I then tried the xfs_check.
haze:~# xfs_check /dev/video_vg/video_lv
ERROR: The filesystem has valuable metadata changes in a log which needs to
be replayed. Mount the filesystem to replay the log, and unmount it before
re-running xfs_check. If you are unable to mount the filesystem, then use
the xfs_repair -L option to destroy the log and attempt a repair.
Note that destroying the log may cause corruption -- please attempt a mount
of the filesystem before doing this.
haze:~# mount /scratch/
haze:~# umount /scratch/
haze:~# xfs_check /dev/video_vg/video_lv
Message from syslogd@...e at Tue Jun 19 08:47:30 2007 ...
haze kernel: Bad page state in process 'xfs_db'
Message from syslogd@...e at Tue Jun 19 08:47:30 2007 ...
haze kernel: page:c1767bc0 flags:0x80010008 mapping:00000000 mapcount:-64 count:0
Message from syslogd@...e at Tue Jun 19 08:47:30 2007 ...
haze kernel: Trying to fix it up, but a reboot is needed
Message from syslogd@...e at Tue Jun 19 08:47:30 2007 ...
haze kernel: Backtrace:
Message from syslogd@...e at Tue Jun 19 08:47:30 2007 ...
haze kernel: Bad page state in process 'syslogd'
Message from syslogd@...e at Tue Jun 19 08:47:30 2007 ...
haze kernel: page:c1767cc0 flags:0x80010008 mapping:00000000 mapcount:-64 count:0
Message from syslogd@...e at Tue Jun 19 08:47:30 2007 ...
haze kernel: Trying to fix it up, but a reboot is needed
Message from syslogd@...e at Tue Jun 19 08:47:30 2007 ...
haze kernel: Backtrace:
ugh.
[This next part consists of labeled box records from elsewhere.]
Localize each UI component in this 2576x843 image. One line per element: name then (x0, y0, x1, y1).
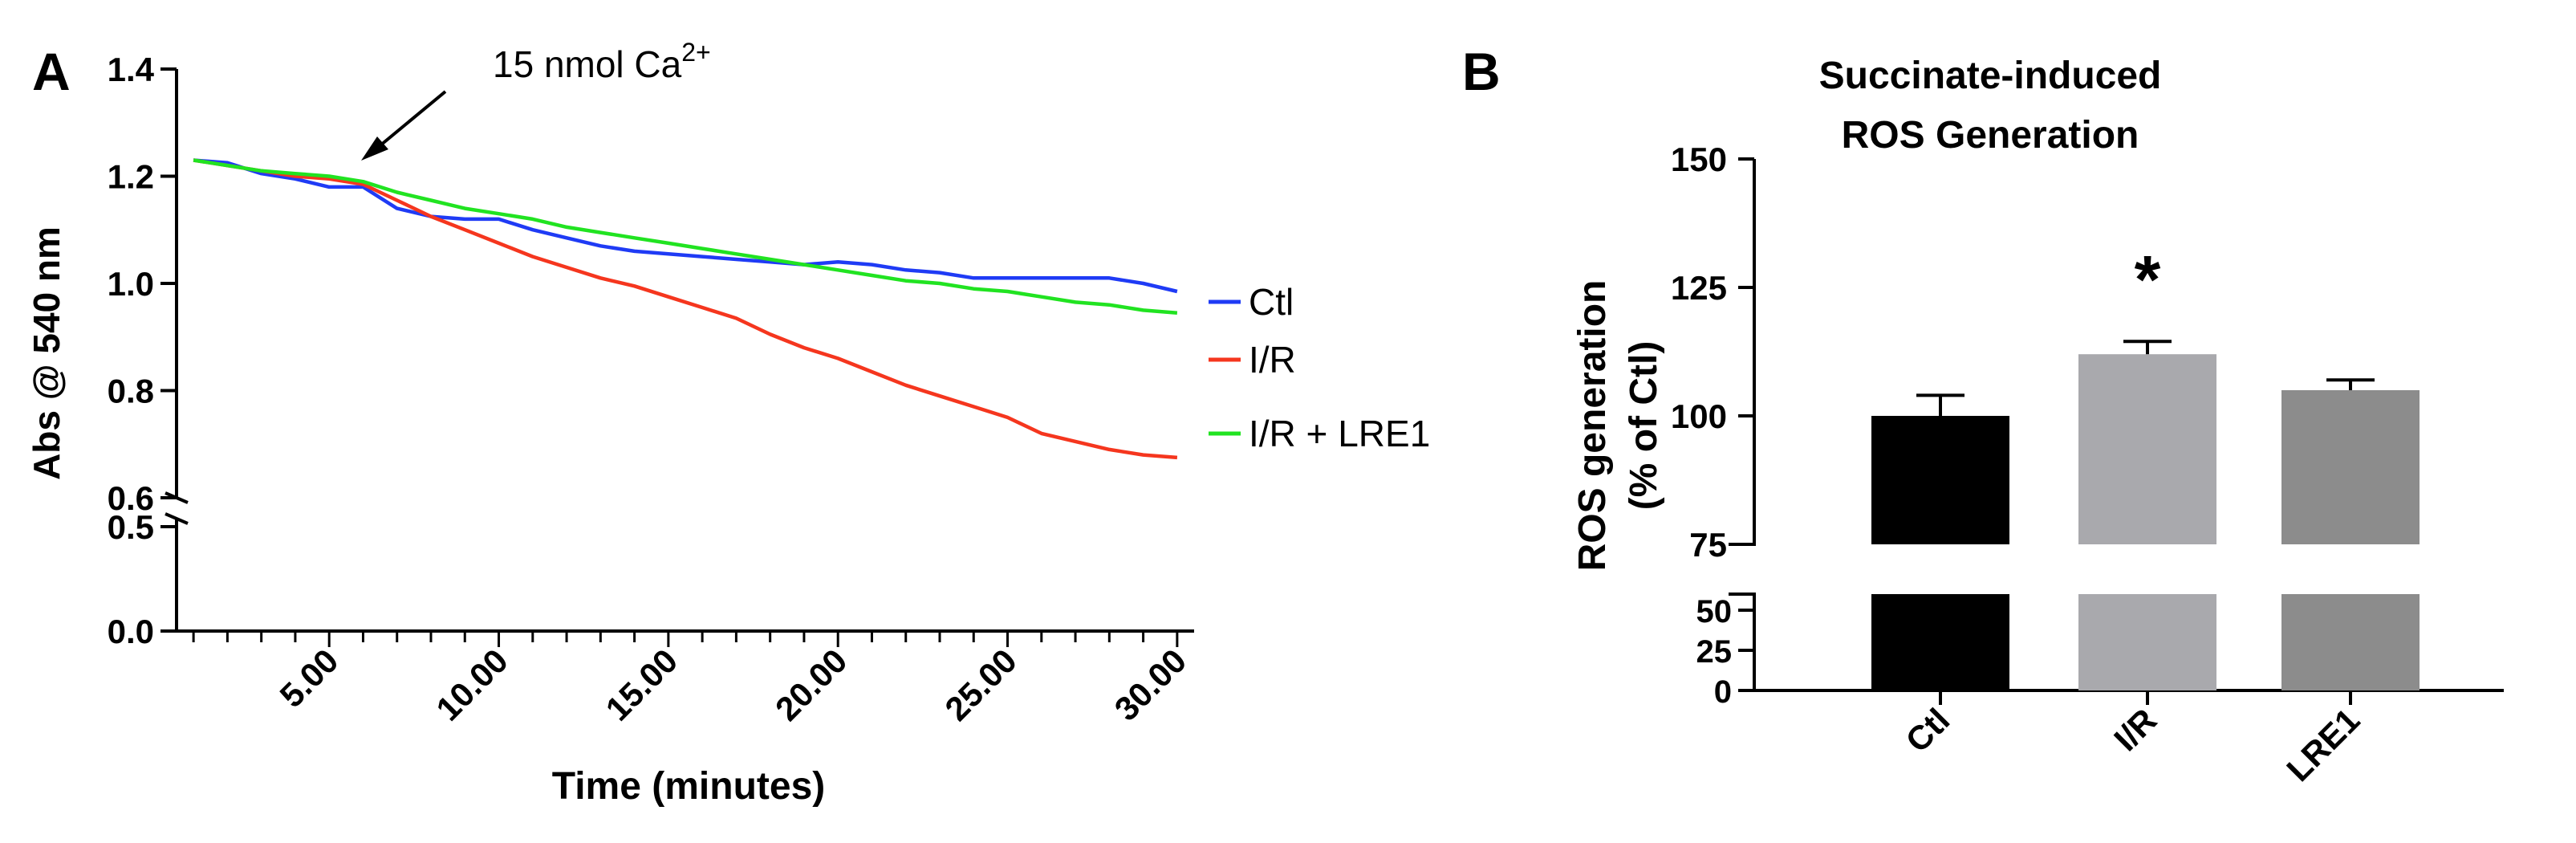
b-y-tick-label: 50 (1696, 594, 1733, 629)
a-series-line-i-r-lre1 (193, 158, 1178, 315)
b-bars: * (1871, 242, 2420, 690)
b-y-tick-label: 125 (1671, 269, 1727, 307)
a-legend-label: I/R (1249, 339, 1296, 381)
a-x-tick-label: 30.00 (1107, 641, 1194, 728)
a-legend: Ctl I/R I/R + LRE1 (1209, 281, 1430, 454)
b-significance-marker: * (2135, 242, 2161, 317)
a-x-tick-label: 25.00 (937, 641, 1024, 728)
a-y-tick-label: 0.6 (108, 479, 154, 517)
annotation-arrow (361, 90, 447, 161)
a-series (193, 158, 1178, 460)
panel-b-label: B (1462, 42, 1501, 101)
b-y-tick-label: 75 (1689, 526, 1727, 564)
a-series-line-i-r (193, 158, 1178, 460)
a-x-ticks: 5.00 10.00 15.00 20.00 25.00 30.00 (192, 631, 1194, 728)
a-y-tick-label: 1.4 (108, 51, 155, 88)
b-bar-lower-ctl (1871, 594, 2009, 690)
a-y-ticks: 0.6 0.8 1.0 1.2 1.4 0.0 0.5 (108, 51, 177, 650)
a-legend-label: I/R + LRE1 (1249, 413, 1430, 454)
a-x-axis-title: Time (minutes) (552, 765, 826, 808)
panel-a: A 15 nmol Ca2+ 0.6 0.8 1.0 1.2 1.4 0.0 0.5 5.0… (26, 38, 1430, 808)
a-x-tick-label: 15.00 (599, 641, 685, 728)
b-y-tick-label: 150 (1671, 140, 1727, 178)
a-y-tick-label: 0.8 (108, 373, 154, 410)
a-y-tick-label: 0.0 (108, 613, 154, 650)
b-x-tick-label: Ctl (1899, 701, 1957, 760)
panel-b: B Succinate-induced ROS Generation 75 100… (1462, 42, 2504, 788)
b-bar-lower-i-r (2078, 594, 2216, 690)
a-y-axis-title: Abs @ 540 nm (26, 226, 67, 480)
b-title-line-1: Succinate-induced (1819, 55, 2162, 97)
b-x-ticks: Ctl I/R LRE1 (1899, 690, 2367, 788)
b-bar-lower-lre1 (2281, 594, 2420, 690)
a-y-tick-label: 1.0 (108, 265, 154, 303)
b-y-ticks: 75 100 125 150 0 25 50 (1671, 140, 1754, 710)
b-y-axis-title-line-1: ROS generation (1571, 280, 1614, 572)
a-y-tick-label: 0.5 (108, 508, 154, 546)
b-bar-i-r (2078, 354, 2216, 544)
b-title-line-2: ROS Generation (1842, 114, 2139, 157)
panel-a-label: A (32, 42, 71, 101)
a-legend-label: Ctl (1249, 281, 1294, 323)
b-x-tick-label: LRE1 (2279, 701, 2367, 788)
a-x-tick-label: 20.00 (768, 641, 855, 728)
a-series-line-ctl (193, 158, 1178, 294)
b-y-axis-title-line-2: (% of Ctl) (1623, 341, 1665, 511)
b-x-tick-label: I/R (2107, 701, 2164, 758)
b-y-tick-label: 25 (1696, 634, 1733, 670)
a-x-tick-label: 10.00 (429, 641, 515, 728)
calcium-annotation: 15 nmol Ca2+ (493, 38, 711, 85)
a-y-axis (165, 69, 189, 631)
a-y-tick-label: 1.2 (108, 158, 154, 196)
a-x-tick-label: 5.00 (273, 641, 346, 715)
b-bar-ctl (1871, 416, 2009, 544)
b-y-tick-label: 0 (1714, 674, 1732, 710)
b-y-tick-label: 100 (1671, 397, 1727, 435)
b-bar-lre1 (2281, 390, 2420, 544)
Try again
haze:~# xfs_check /dev/video_vg/video_lv
haze:~#
whilst running a top reported this as roughly the peak memory usage:
8759 root 18 0 479m 474m 876 R 2.0 46.9 0:02.49 xfs_db
so it looks like it didn't run out of memory (machine has 1Gb).
Dave, I ran xfs_check -v... but I got bored when it reached 122M of bz2
compressed output with no sign of stopping... still got it if it's any use...
lots of:
setting block 0/0 to sb
setting block 0/1 to freelist
setting block 0/2 to freelist
setting block 0/3 to freelist
setting block 0/4 to freelist
setting block 0/75 to btbno
setting block 0/346901 to free1
setting block 0/346903 to free1
setting block 0/346904 to free1
setting block 0/346905 to free1
and stuff like this
inode 128 mode 040777 fmt extents afmt extents nex 1 anex 0 nblk 1 sz 4096
inode 128 nlink 39 is dir
inode 128 extent [0,7,1,0]
I then rebooted and ran a repair which didn't show any damage.